Giving to the public
After practicing alone until 1981, Chatham took on partners and then left private practice in 1991. His health had been failing for the past several years. He had survived four heart attacks, four open-heart surgeries and three strokes.
But he has traveled months at a time -- across the nation and to 18 countries -- to spread his knowledge and administer to sometimes hundreds of patients some days.
"In December 2004," Collins said, "he wrote me a note that said in part, 'The philosophy that I have attempted to give to my patients, my five children and to the colleges and universities that have educated me is, Who did I owe? The public.'
"He paid back the public. Medicine was his way of helping people."
Said Collins' boss, Bob Shircliff, CEO of Jewish Hospital & St. Mary's HealthCare: "Shelbyville and its community hospital owe a lot to Dr. Chatham. He was truly committed to providing outstanding care in his practice and in the hospital.
"He was passionate about Jewish Hospital Shelbyville becoming a strong community asset. I will personally miss both his wisdom and friendship."
Chatham's contributions extended far beyond medicine.
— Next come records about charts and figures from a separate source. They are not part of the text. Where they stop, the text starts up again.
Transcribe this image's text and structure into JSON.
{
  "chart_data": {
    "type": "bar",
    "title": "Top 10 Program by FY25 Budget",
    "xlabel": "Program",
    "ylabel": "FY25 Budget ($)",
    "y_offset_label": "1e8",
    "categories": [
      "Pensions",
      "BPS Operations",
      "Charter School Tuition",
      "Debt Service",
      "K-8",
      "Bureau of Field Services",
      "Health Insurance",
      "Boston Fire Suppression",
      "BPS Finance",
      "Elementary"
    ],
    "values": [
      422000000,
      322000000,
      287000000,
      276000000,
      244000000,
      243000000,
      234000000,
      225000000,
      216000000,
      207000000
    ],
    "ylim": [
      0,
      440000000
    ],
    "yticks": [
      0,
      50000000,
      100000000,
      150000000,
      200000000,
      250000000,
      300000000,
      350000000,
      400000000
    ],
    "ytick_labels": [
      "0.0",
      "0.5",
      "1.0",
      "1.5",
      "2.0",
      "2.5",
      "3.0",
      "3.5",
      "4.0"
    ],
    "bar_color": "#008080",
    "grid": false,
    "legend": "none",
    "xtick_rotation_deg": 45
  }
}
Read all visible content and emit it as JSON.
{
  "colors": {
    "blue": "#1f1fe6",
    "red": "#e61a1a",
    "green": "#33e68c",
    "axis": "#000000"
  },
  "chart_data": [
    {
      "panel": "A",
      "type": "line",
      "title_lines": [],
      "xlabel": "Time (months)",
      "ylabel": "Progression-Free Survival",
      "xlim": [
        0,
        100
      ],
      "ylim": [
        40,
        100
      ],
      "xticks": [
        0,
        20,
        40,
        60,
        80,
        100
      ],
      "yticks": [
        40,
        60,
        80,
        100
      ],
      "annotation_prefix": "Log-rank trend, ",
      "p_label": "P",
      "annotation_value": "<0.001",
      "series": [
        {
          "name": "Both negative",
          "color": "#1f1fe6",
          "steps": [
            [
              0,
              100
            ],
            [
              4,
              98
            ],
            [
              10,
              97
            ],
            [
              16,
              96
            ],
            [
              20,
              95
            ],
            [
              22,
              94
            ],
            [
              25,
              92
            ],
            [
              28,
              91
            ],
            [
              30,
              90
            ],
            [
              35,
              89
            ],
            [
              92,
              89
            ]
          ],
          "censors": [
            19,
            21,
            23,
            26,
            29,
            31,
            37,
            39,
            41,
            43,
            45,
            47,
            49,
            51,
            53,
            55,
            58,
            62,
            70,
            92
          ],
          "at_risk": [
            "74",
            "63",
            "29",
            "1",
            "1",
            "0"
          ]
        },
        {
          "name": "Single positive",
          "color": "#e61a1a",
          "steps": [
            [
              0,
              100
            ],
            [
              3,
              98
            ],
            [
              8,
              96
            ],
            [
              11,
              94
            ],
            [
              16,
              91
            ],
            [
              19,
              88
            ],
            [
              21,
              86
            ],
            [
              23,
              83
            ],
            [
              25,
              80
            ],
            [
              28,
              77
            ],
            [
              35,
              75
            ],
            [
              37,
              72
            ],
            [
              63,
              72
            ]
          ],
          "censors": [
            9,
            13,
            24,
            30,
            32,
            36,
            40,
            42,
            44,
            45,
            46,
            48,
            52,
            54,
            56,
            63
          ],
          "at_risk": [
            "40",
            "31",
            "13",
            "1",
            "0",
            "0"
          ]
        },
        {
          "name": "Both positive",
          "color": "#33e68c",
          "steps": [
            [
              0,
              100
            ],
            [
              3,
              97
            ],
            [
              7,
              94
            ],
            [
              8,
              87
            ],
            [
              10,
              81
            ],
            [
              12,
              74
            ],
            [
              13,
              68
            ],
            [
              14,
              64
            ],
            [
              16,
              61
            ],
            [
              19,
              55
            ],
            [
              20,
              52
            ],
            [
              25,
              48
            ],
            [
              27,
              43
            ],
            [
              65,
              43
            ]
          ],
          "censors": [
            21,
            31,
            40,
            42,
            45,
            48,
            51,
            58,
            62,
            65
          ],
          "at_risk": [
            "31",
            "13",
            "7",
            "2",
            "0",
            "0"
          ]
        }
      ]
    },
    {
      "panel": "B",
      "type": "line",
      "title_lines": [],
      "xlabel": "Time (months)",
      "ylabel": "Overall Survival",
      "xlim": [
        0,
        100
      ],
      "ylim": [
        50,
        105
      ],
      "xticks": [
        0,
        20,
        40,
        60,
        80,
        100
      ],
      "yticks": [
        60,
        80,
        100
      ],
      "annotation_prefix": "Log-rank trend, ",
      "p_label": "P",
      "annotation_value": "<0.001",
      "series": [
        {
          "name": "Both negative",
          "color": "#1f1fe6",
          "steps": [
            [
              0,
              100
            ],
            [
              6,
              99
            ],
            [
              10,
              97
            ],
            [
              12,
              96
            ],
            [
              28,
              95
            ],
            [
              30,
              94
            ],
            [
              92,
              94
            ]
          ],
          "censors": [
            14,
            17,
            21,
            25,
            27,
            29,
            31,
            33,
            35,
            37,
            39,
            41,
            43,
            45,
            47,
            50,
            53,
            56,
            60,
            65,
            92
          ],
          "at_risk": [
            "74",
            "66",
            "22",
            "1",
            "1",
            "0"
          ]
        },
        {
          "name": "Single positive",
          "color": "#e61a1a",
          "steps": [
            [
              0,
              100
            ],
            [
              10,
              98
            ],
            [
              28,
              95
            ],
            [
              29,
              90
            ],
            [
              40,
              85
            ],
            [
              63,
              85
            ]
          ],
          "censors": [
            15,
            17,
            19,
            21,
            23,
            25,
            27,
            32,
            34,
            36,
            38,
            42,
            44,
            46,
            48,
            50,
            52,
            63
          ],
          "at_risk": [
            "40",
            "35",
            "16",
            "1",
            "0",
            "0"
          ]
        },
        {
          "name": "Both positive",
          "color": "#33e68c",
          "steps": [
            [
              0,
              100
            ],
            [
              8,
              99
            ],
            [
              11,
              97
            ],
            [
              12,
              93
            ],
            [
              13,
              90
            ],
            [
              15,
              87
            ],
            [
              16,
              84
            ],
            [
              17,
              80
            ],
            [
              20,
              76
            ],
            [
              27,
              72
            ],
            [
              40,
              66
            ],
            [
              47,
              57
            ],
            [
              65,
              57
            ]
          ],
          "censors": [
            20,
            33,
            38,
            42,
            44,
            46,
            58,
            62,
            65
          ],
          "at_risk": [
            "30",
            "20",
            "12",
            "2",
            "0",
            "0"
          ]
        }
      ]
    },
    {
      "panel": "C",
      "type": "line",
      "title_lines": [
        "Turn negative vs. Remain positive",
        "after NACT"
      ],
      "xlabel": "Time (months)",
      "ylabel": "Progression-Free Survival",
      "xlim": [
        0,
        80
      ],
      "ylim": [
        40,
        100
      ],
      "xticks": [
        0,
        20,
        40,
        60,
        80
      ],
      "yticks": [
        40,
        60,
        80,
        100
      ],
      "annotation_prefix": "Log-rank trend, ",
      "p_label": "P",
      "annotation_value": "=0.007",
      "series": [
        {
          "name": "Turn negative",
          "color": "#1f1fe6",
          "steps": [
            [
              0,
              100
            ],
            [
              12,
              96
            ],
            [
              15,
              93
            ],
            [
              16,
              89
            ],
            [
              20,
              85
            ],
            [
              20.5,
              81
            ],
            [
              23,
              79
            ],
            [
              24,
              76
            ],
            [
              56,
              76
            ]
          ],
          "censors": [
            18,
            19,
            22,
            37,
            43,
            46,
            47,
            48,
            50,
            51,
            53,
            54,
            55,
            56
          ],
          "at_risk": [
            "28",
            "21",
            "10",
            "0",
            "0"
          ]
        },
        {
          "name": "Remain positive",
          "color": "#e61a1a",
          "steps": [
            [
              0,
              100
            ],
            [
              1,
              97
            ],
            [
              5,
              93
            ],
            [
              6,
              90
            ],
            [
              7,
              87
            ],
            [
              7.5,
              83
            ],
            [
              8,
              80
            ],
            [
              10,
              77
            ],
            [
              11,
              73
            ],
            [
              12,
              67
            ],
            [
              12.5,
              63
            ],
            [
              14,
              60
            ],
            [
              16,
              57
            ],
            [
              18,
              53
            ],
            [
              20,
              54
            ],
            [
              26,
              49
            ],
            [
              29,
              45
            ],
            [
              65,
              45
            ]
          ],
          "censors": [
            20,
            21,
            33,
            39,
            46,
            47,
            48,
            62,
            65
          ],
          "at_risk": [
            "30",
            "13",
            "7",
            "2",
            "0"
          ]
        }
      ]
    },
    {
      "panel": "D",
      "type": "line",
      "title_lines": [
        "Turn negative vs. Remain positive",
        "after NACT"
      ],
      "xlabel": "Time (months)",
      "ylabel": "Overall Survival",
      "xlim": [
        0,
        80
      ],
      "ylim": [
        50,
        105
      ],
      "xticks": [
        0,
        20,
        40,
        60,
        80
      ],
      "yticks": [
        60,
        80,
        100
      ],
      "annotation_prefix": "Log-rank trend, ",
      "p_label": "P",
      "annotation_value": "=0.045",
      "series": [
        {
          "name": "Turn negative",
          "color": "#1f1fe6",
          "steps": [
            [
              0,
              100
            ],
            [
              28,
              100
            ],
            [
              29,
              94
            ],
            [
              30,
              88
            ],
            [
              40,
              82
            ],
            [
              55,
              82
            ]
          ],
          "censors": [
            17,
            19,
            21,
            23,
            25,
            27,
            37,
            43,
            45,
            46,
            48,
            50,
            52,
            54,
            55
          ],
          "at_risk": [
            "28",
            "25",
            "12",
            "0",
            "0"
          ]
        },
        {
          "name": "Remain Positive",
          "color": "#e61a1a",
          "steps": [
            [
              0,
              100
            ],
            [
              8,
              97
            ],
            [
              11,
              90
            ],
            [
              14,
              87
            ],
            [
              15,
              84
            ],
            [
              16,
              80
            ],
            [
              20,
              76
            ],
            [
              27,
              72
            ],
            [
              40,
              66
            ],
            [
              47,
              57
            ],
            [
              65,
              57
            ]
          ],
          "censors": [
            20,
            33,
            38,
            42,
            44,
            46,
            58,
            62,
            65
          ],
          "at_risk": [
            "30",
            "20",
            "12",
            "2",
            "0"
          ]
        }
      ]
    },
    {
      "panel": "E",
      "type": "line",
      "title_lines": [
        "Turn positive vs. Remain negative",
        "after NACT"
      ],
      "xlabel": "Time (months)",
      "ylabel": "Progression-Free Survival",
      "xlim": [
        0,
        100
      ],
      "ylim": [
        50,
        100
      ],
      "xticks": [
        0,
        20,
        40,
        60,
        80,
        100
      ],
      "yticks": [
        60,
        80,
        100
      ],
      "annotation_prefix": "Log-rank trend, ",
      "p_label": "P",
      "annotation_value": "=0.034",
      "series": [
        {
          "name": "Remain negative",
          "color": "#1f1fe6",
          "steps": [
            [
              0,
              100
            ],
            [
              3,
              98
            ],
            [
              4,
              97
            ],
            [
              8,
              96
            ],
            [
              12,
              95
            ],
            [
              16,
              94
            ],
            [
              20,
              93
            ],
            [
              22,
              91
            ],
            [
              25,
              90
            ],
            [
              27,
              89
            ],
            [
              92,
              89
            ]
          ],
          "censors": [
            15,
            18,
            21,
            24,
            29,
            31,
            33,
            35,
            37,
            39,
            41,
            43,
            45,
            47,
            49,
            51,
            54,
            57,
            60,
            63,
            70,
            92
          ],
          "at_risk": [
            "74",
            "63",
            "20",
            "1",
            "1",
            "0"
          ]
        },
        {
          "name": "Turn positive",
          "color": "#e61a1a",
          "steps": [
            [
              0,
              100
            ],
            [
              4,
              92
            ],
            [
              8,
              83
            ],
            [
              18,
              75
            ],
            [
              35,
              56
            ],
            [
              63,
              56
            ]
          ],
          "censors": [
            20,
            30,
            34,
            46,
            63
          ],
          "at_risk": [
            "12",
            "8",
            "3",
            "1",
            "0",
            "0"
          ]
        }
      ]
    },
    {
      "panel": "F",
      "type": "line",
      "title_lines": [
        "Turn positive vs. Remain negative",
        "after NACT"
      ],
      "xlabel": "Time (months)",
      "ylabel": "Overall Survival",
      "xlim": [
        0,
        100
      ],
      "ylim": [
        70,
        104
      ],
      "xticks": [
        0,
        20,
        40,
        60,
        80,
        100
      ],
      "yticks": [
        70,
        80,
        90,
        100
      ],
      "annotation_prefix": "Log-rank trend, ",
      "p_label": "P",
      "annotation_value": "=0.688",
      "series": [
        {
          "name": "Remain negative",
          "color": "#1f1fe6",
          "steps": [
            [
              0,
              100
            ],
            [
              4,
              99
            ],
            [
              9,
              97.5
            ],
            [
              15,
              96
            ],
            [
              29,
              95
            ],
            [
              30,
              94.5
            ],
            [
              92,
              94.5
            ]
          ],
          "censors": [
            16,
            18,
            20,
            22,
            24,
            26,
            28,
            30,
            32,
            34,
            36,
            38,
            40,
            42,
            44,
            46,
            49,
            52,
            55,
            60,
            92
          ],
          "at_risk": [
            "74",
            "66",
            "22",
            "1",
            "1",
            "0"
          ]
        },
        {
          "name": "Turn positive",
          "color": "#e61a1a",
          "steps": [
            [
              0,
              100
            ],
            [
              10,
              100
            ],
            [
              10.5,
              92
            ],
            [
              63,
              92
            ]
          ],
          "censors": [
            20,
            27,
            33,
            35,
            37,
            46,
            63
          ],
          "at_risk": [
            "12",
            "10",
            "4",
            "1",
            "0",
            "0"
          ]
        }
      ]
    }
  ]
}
He was a patriarch at First Baptist Church Shelbyville, where he will be eulogized on Saturday, serving in numerous leadership roles, and his family invested in Shelbyville by buying and restoring old buildings, such as the former train depot and a log cabin that now sit at the corner of Seventh and College streets.
Even in retirement and declining health, he volunteered at the clinic that now bears his names to sort supplies and to see patients when that was needed.
Said Hardesty: "He did a lot for families that didn't have the means to pay him. He has done a lot for Shelbyville that he will never be paid for. But now he's getting his reward in Heaven."